For the next 8 miles you head out towards the west of the city and a few suburbs. The support is a bit quieter and the runners thin out, so it is mentally tougher and I focussed a bit on the rain and lost some time. At mile 21 though I saw my wife again, grabbed a drink and decided to knuckle down and drive through to the end. At around 23.5 miles you turn for home and I realised at this point that I only had 3 miles to go to complete my goal, which was a strange feeling. I passed a good few runners and finished with a sprint completing the final major in a time of 2:34:21.
I made it to the Six Stars tent, where I was the first one home. I think I got more high fives there than in all my other marathons combined. I tried to convince them to give me a gold medal for being first, which they said they would think about for next year (although I am not sure they were being serious!). After working towards this for so long it was a great feeling to finally get a hold of the medal, which was followed almost instantly by a beer… I think there were about 100 Six Star medals given out in Chicago, so you are part of a select few (~4100 overall since it started). It was nice talking to people as I walked to the meeting area, hearing about how many majors they had run and being asked about certain marathons.
It was great to meet up with my wife at the end as she has seen me at almost every marathon and has put up with me during the training and the injuries. To be honest she deserves the medal more than me. This is the second secret, a very supportive family. It is a massive time commitment to do this and you mess a lot with family life. I wasn’t the only one waking up early every Sunday.
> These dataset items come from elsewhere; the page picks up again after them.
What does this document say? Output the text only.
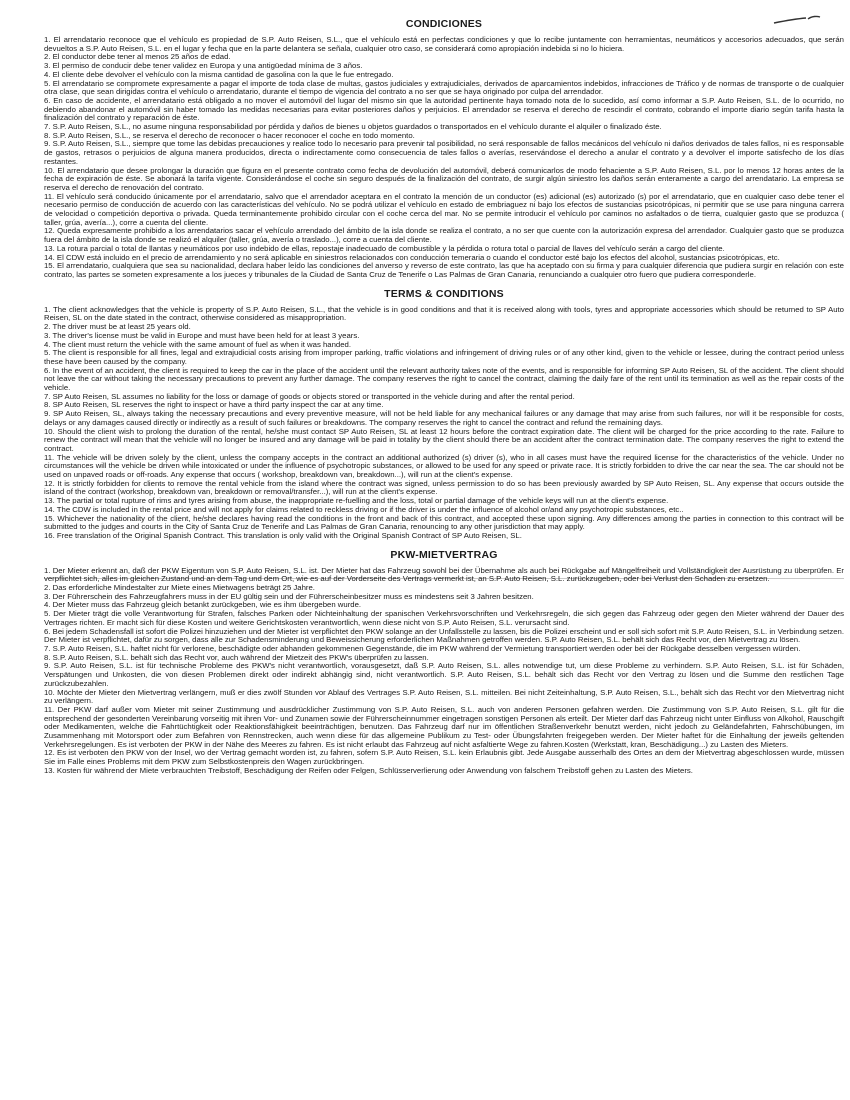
CONDICIONES

1. El arrendatario reconoce que el vehículo es propiedad de S.P. Auto Reisen, S.L., que el vehículo está en perfectas condiciones y que lo recibe juntamente con herramientas, neumáticos y accesorios adecuados, que serán devueltos a S.P. Auto Reisen, S.L. en el lugar y fecha que en la parte delantera se señala, cualquier otro caso, se considerará como apropiación indebida si no lo hiciera.

2. El conductor debe tener al menos 25 años de edad.

3. El permiso de conducir debe tener validez en Europa y una antigüedad mínima de 3 años.

4. El cliente debe devolver el vehículo con la misma cantidad de gasolina con la que le fue entregado.

5. El arrendatario se compromete expresamente a pagar el importe de toda clase de multas, gastos judiciales y extrajudiciales, derivados de aparcamientos indebidos, infracciones de Tráfico y de normas de transporte o de cualquier otra clase, que sean dirigidas contra el vehículo o arrendatario, durante el tiempo de vigencia del contrato a no ser que se haya originado por culpa del arrendador.

6. En caso de accidente, el arrendatario está obligado a no mover el automóvil del lugar del mismo sin que la autoridad pertinente haya tomado nota de lo sucedido, así como informar a S.P. Auto Reisen, S.L. de lo ocurrido, no debiendo abandonar el automóvil sin haber tomado las medidas necesarias para evitar posteriores daños y perjuicios. El arrendador se reserva el derecho de rescindir el contrato, cobrando el importe diario según tarifa hasta la finalización del contrato y reparación de éste.

7. S.P. Auto Reisen, S.L., no asume ninguna responsabilidad por pérdida y daños de bienes u objetos guardados o transportados en el vehículo durante el alquiler o finalizado éste.

8. S.P. Auto Reisen, S.L., se reserva el derecho de reconocer o hacer reconocer el coche en todo momento.

9. S.P. Auto Reisen, S.L., siempre que tome las debidas precauciones y realice todo lo necesario para prevenir tal posibilidad, no será responsable de fallos mecánicos del vehículo ni daños derivados de tales fallos, ni es responsable de gastos, retrasos o perjuicios de alguna manera producidos, directa o indirectamente como consecuencia de tales fallos o averías, reservándose el derecho a anular el contrato y a devolver el importe satisfecho de los días restantes.

10. El arrendatario que desee prolongar la duración que figura en el presente contrato como fecha de devolución del automóvil, deberá comunicarlos de modo fehaciente a S.P. Auto Reisen, S.L. por lo menos 12 horas antes de la fecha de expiración de éste. Se abonará la tarifa vigente. Considerándose el coche sin seguro después de la finalización del contrato, de surgir algún siniestro los daños serán enteramente a cargo del arrendatario. La empresa se reserva el derecho de renovación del contrato.

11. El vehículo será conducido únicamente por el arrendatario, salvo que el arrendador aceptara en el contrato la mención de un conductor (es) adicional (es) autorizado (s) por el arrendatario, que en cualquier caso debe tener el necesario permiso de conducción de acuerdo con las características del vehículo. No se podrá utilizar el vehículo en estado de embriaguez ni bajo los efectos de sustancias psicotrópicas, ni permitir que se use para ninguna carrera de velocidad o competición deportiva o privada. Queda terminantemente prohibido circular con el coche cerca del mar. No se permite introducir el vehículo por caminos no asfaltados o de tierra, cualquier gasto que se produzca ( taller, grúa, avería...), corre a cuenta del cliente.

12. Queda expresamente prohibido a los arrendatarios sacar el vehículo arrendado del ámbito de la isla donde se realiza el contrato, a no ser que cuente con la autorización expresa del arrendador. Cualquier gasto que se produzca fuera del ámbito de la isla donde se realizó el alquiler (taller, grúa, avería o traslado...), corre a cuenta del cliente.

13. La rotura parcial o total de llantas y neumáticos por uso indebido de ellas, repostaje inadecuado de combustible y la pérdida o rotura total o parcial de llaves del vehículo serán a cargo del cliente.

14. El CDW está incluido en el precio de arrendamiento y no será aplicable en siniestros relacionados con conducción temeraria o cuando el conductor esté bajo los efectos del alcohol, sustancias psicotrópicas, etc.

15. El arrendatario, cualquiera que sea su nacionalidad, declara haber leído las condiciones del anverso y reverso de este contrato, las que ha aceptado con su firma y para cualquier diferencia que pudiera surgir en relación con este contrato, las partes se someten expresamente a los jueces y tribunales de la Ciudad de Santa Cruz de Tenerife o Las Palmas de Gran Canaria, renunciando a cualquier otro fuero que pudiera corresponderle.

TERMS & CONDITIONS

1. The client acknowledges that the vehicle is property of S.P. Auto Reisen, S.L., that the vehicle is in good conditions and that it is received along with tools, tyres and appropriate accessories which should be returned to SP Auto Reisen, SL on the date stated in the contract, otherwise considered as misappropriation.

2. The driver must be at least 25 years old.

3. The driver's license must be valid in Europe and must have been held for at least 3 years.

4. The client must return the vehicle with the same amount of fuel as when it was handed.

5. The client is responsible for all fines, legal and extrajudicial costs arising from improper parking, traffic violations and infringement of driving rules or of any other kind, given to the vehicle or lessee, during the contract period unless these have been caused by the company.

6. In the event of an accident, the client is required to keep the car in the place of the accident until the relevant authority takes note of the events, and is responsible for informing SP Auto Reisen, SL of the accident. The client should not leave the car without taking the necessary precautions to prevent any further damage. The company reserves the right to cancel the contract, claiming the daily fare of the rent until its termination as well as the repair costs of the vehicle.

7. SP Auto Reisen, SL assumes no liability for the loss or damage of goods or objects stored or transported in the vehicle during and after the rental period.

8. SP Auto Reisen, SL reserves the right to inspect or have a third party inspect the car at any time.

9. SP Auto Reisen, SL, always taking the necessary precautions and every preventive measure, will not be held liable for any mechanical failures or any damage that may arise from such failures, nor will it be responsible for costs, delays or any damages caused directly or indirectly as a result of such failures or breakdowns. The company reserves the right to cancel the contract and refund the remaining days.

10. Should the client wish to prolong the duration of the rental, he/she must contact SP Auto Reisen, SL at least 12 hours before the contract expiration date. The client will be charged for the price according to the rate. Failure to renew the contract will mean that the vehicle will no longer be insured and any damage will be paid in totality by the client should there be an accident after the contract termination date. The company reserves the right to extend the contract.

11. The vehicle will be driven solely by the client, unless the company accepts in the contract an additional authorized (s) driver (s), who in all cases must have the required license for the characteristics of the vehicle. Under no circumstances will the vehicle be driven while intoxicated or under the influence of psychotropic substances, or allowed to be used for any speed or private race. It is strictly forbidden to drive the car near the sea. The car should not be used on unpaved roads or off-roads. Any expense that occurs ( workshop, breakdown van, breakdown...), will run at the client's expense.

12. It is strictly forbidden for clients to remove the rental vehicle from the island where the contract was signed, unless permission to do so has been previously awarded by SP Auto Reisen, SL. Any expense that occurs outside the island of the contract (workshop, breakdown van, breakdown or removal/transfer...), will run at the client's expense.

13. The partial or total rupture of rims and tyres arising from abuse, the inappropriate re-fuelling and the loss, total or partial damage of the vehicle keys will run at the client's expense.

14. The CDW is included in the rental price and will not apply for claims related to reckless driving or if the driver is under the influence of alcohol or/and any psychotropic substances, etc..

15. Whichever the nationality of the client, he/she declares having read the conditions in the front and back of this contract, and accepted these upon signing. Any differences among the parties in connection to this contract will be submitted to the judges and courts in the City of Santa Cruz de Tenerife and Las Palmas de Gran Canaria, renouncing to any other jurisdiction that may apply.

16. Free translation of the Original Spanish Contract. This translation is only valid with the Original Spanish Contract of SP Auto Reisen, SL.

PKW-MIETVERTRAG

1. Der Mieter erkennt an, daß der PKW Eigentum von S.P. Auto Reisen, S.L. ist. Der Mieter hat das Fahrzeug sowohl bei der Übernahme als auch bei Rückgabe auf Mängelfreiheit und Vollständigkeit der Ausrüstung zu überprüfen. Er verpflichtet sich, alles im gleichen Zustand und an dem Tag und dem Ort, wie es auf der Vorderseite des Vertrags vermerkt ist, an S.P. Auto Reisen, S.L. zurückzugeben, oder bei Verlust den Schaden zu ersetzen.

2. Das erforderliche Mindestalter zur Miete eines Mietwagens beträgt 25 Jahre.

3. Der Führerschein des Fahrzeugfahrers muss in der EU gültig sein und der Führerscheinbesitzer muss es mindestens seit 3 Jahren besitzen.

4. Der Mieter muss das Fahrzeug gleich betankt zurückgeben, wie es ihm übergeben wurde.

5. Der Mieter trägt die volle Verantwortung für Strafen, falsches Parken oder Nichteinhaltung der spanischen Verkehrsvorschriften und Verkehrsregeln, die sich gegen das Fahrzeug oder gegen den Mieter während der Dauer des Vertrages richten. Er macht sich für diese Kosten und weitere Gerichtskosten verantwortlich, wenn diese nicht von S.P. Auto Reisen, S.L. verursacht sind.

6. Bei jedem Schadensfall ist sofort die Polizei hinzuziehen und der Mieter ist verpflichtet den PKW solange an der Unfallsstelle zu lassen, bis die Polizei erscheint und er soll sich sofort mit S.P. Auto Reisen, S.L. in Verbindung setzen. Der Mieter ist verpflichtet, dafür zu sorgen, dass alle zur Schadensminderung und Beweissicherung erforderlichen Maßnahmen getroffen werden. S.P. Auto Reisen, S.L. behält sich das Recht vor, den Mietvertrag zu lösen.

7. S.P. Auto Reisen, S.L. haftet nicht für verlorene, beschädigte oder abhanden gekommenen Gegenstände, die im PKW während der Vermietung transportiert werden oder bei der Rückgabe desselben vergessen würden.

8. S.P. Auto Reisen, S.L. behält sich das Recht vor, auch während der Mietzeit des PKW's überprüfen zu lassen.

9. S.P. Auto Reisen, S.L. ist für technische Probleme des PKW's nicht verantwortlich, vorausgesetzt, daß S.P. Auto Reisen, S.L. alles notwendige tut, um diese Probleme zu verhindern. S.P. Auto Reisen, S.L. ist für Schäden, Verspätungen und Unkosten, die von diesen Problemen direkt oder indirekt abhängig sind, nicht verantwortlich. S.P. Auto Reisen, S.L. behält sich das Recht vor den Vertrag zu lösen und die Summe den restlichen Tage zurückzubezahlen.

10. Möchte der Mieter den Mietvertrag verlängern, muß er dies zwölf Stunden vor Ablauf des Vertrages S.P. Auto Reisen, S.L. mitteilen. Bei nicht Zeiteinhaltung, S.P. Auto Reisen, S.L., behält sich das Recht vor den Mietvertrag nicht zu verlängern.

11. Der PKW darf außer vom Mieter mit seiner Zustimmung und ausdrücklicher Zustimmung von S.P. Auto Reisen, S.L. auch von anderen Personen gefahren werden. Die Zustimmung von S.P. Auto Reisen, S.L. gilt für die entsprechend der gesonderten Vereinbarung vorseitig mit ihren Vor- und Zunamen sowie der Führerscheinnummer eingetragen sonstigen Personen als erteilt. Der Mieter darf das Fahrzeug nicht unter Einfluss von Alkohol, Rauschgift oder Medikamenten, welche die Fahrtüchtigkeit oder Reaktionsfähigkeit beeinträchtigen, benutzen. Das Fahrzeug darf nur im öffentlichen Straßenverkehr benutzt werden, nicht jedoch zu Geländefahrten, Fahrschübungen, im Zusammenhang mit Motorsport oder zum Befahren von Rennstrecken, auch wenn diese für das allgemeine Publikum zu Test- oder Übungsfahrten freigegeben werden. Der Mieter haftet für die Einhaltung der jeweils geltenden Verkehrsregelungen. Es ist verboten der PKW in der Nähe des Meeres zu fahren. Es ist nicht erlaubt das Fahrzeug auf nicht asfaltierte Wege zu fahren.Kosten (Werkstatt, kran, Beschädigung...) zu Lasten des Mieters.

12. Es ist verboten den PKW von der Insel, wo der Vertrag gemacht worden ist, zu fahren, sofern S.P. Auto Reisen, S.L. kein Erlaubnis gibt. Jede Ausgabe ausserhalb des Ortes an dem der Mietvertrag abgeschlossen wurde, müssen Sie im Falle eines Problems mit dem PKW zum Selbstkostenpreis den Wagen zurückbringen.

13. Kosten für während der Miete verbrauchten Treibstoff, Beschädigung der Reifen oder Felgen, Schlüsserverlierung oder Anwendung von falschem Treibstoff gehen zu Lasten des Mieters.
We spent a couple of days enjoying Chicago and forgetting about running before flying back and relinquishing my medals to the kids.
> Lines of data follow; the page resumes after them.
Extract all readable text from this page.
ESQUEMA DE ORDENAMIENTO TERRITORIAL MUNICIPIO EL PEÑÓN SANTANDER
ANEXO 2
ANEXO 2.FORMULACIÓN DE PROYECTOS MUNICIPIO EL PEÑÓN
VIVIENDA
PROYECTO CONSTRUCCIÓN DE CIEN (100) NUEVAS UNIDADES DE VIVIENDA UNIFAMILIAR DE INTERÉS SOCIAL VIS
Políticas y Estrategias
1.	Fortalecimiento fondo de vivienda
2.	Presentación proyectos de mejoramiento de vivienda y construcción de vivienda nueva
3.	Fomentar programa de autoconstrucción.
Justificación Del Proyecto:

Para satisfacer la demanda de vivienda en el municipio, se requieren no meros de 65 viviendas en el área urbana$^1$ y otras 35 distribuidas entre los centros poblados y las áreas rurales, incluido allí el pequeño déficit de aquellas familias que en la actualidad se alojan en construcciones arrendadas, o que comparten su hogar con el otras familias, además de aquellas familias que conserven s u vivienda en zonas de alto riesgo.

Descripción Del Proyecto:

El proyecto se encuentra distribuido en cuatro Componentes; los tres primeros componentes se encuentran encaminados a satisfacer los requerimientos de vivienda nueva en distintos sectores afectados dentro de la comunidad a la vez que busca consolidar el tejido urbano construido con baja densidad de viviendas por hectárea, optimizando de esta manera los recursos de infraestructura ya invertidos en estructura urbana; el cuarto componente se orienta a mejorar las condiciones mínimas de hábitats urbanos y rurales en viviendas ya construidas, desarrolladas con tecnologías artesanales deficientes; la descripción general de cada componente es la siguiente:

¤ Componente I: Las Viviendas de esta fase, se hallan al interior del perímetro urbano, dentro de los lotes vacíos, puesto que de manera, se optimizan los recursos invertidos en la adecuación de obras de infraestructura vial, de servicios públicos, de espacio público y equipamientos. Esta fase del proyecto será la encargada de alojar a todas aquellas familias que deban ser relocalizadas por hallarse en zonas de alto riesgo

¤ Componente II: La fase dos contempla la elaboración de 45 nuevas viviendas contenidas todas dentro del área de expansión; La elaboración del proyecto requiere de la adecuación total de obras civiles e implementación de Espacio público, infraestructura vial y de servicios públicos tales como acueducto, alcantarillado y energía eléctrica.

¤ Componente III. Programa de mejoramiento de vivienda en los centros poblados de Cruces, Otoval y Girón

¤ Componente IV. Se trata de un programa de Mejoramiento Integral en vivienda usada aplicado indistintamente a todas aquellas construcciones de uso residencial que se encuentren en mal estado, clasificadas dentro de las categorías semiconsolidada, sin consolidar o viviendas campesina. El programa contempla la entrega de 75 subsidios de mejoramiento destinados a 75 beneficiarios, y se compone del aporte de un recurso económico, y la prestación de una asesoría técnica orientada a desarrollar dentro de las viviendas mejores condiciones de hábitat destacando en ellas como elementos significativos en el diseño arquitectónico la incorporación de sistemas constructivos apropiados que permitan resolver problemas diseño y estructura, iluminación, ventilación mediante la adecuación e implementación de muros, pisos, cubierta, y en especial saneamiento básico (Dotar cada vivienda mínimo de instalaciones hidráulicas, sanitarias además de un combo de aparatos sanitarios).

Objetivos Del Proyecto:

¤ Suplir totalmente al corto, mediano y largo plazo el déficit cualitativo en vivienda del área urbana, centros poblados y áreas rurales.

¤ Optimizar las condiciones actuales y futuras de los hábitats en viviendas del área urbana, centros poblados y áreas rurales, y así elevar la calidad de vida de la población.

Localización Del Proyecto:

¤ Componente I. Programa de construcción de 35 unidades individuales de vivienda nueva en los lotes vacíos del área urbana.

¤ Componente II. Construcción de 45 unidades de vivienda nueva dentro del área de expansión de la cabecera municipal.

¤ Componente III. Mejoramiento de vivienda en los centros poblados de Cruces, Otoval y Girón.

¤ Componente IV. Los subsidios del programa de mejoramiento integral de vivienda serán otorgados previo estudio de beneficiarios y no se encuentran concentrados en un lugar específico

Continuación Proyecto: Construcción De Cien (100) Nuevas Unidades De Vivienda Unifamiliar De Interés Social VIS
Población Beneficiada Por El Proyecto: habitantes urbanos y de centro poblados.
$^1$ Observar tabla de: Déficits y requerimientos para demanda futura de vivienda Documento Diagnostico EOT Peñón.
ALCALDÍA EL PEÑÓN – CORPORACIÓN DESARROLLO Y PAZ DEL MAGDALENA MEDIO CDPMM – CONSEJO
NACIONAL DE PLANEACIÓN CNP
Completing the Six Stars has been the most amazing experience. I have been lucky with injuries that means I have made it to the start lines and I have had superb support that has let me fit the training, travel and racing around life. I underestimated what was involved and it would be hard to commit to something like this again but I am glad I saw it through. Each marathon was different and had very different challenges. Despite the actual marathon, Tokyo was amazing, Berlin was my PB and where Kipchoge broke the World Record, New York has bridges, Boston has a massive history, and Chicago was where it finished, but London stands out for me. The sheer support around the course is amazing. Not sure what the next goal will be, although I believe I have to do Dublin before I retire.
2017: Tokyo (2:54:53), London (2:43:56), New York (2:38:54)
2018: Boston (2:43:39), Berlin (2:32:49), Chicago (2:34:21)
P.s. I saw Mo hung on for a European record in Chicago, it must have been knowing how close I was to him at mile 1 that pushed him on!